Никто не верил, что пчелиный рой можно заставить жить в горшке.

– Вам, римлянам, во всем порядок нужен, – возмутилась Мэйв. – Вот увидишь, пчелы тебе подчиняться не станут. Знаешь, сколько они летают, бедняжки, пока удобное местечко в лесу не найдут?

Портий только улыбнулся. На следующий год несколько пчелиных роев поймали и перенесли в горшки. К удивлению местных жителей, пчелы никуда не улетели.

– Вот что значит римская смекалка, – сказал Тосутиг Мэйв.

Бальба-красильщик вызвался стать пасечником.

– Я красками насквозь пропитался, пчелы меня не тронут, – заявил он Портию.

И в самом деле, пчелы красильщика не жалили: то ли их отпугивал едкий запах мочи, применяемой для окрашивания и отбеливания шерсти, то ли Бальбу сделала неуязвимым продубленная красителями кожа.

– Пчелы вони не любят, – серьезно объяснил Нумекс.

Но больше всего Тосутигу понравились фазаны – необычные длиннохвостые птицы с маленькой головой и золотисто-коричневым оперением.

– А что с ними делают? – спросил тесть.

– На них охотятся. У фазанов очень вкусное мясо, но их надо несколько дней провешивать, – объяснил Портий.

Двести фазанов, привезенных из Галлии, выпустили в лес, и они быстро обосновались в окрестностях Сарума.

– Надо же, мой зять даже охотничьи угодья улучшил! – восторгался Тосутиг.

Однако самых больших перемен Портий добился на взгорье.
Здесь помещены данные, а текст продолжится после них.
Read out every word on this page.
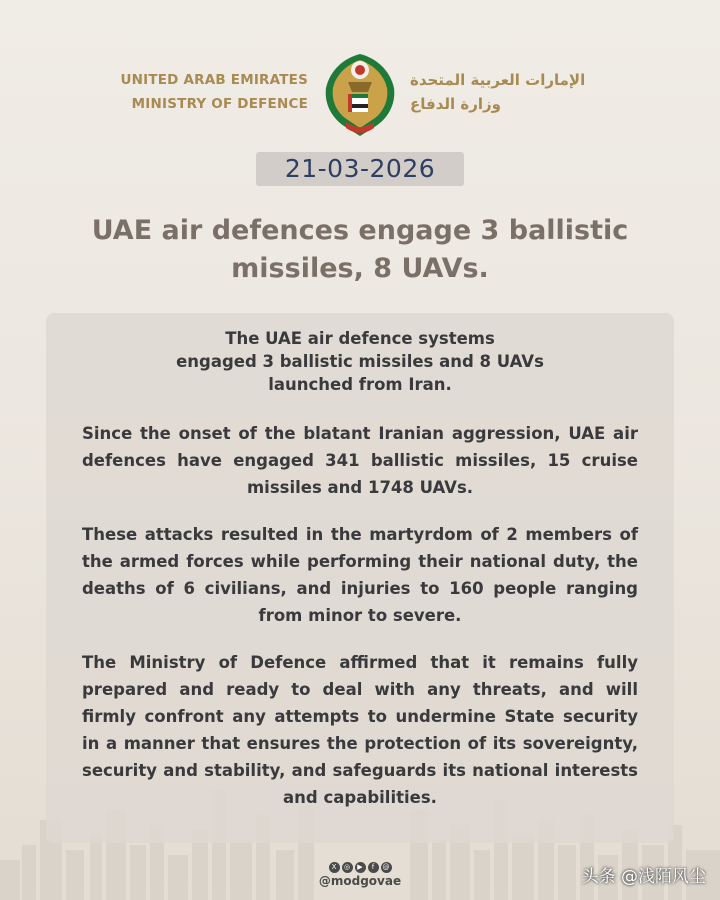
UNITED ARAB EMIRATES
MINISTRY OF DEFENCE
الإمارات العربية المتحدة
وزارة الدفاع
21-03-2026
UAE air defences engage 3 ballistic
missiles, 8 UAVs.
The UAE air defence systems
engaged 3 ballistic missiles and 8 UAVs
launched from Iran.
Since the onset of the blatant Iranian aggression, UAE air defences have engaged 341 ballistic missiles, 15 cruise missiles and 1748 UAVs.
These attacks resulted in the martyrdom of 2 members of the armed forces while performing their national duty, the deaths of 6 civilians, and injuries to 160 people ranging from minor to severe.
The Ministry of Defence affirmed that it remains fully prepared and ready to deal with any threats, and will firmly confront any attempts to undermine State security in a manner that ensures the protection of its sovereignty, security and stability, and safeguards its national interests and capabilities.
X ◎ ▶ f @
@modgovae	头条 @浅陌风尘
Его нововведение существенно повлияло на жизнь Сарума в последующие полторы тысячи лет.


Овец в Саруме было много, Портий заметил это сразу. В то время на острове существовала всего одна, древняя порода – соай: мелкие, худые и выносливые животные с короткими хвостами и гладкой бурой шерстью, прекрасно приспособленные к жизни на взгорье. Римляне считали их примитивными, потому что в имперских провинциях разводили много разных пород: в испанской провинции Беатика и в Малой Азии – рыжих, в Иберии – черных, но самое драгоценное, белое руно получали от тарентских овец из Южной Италии.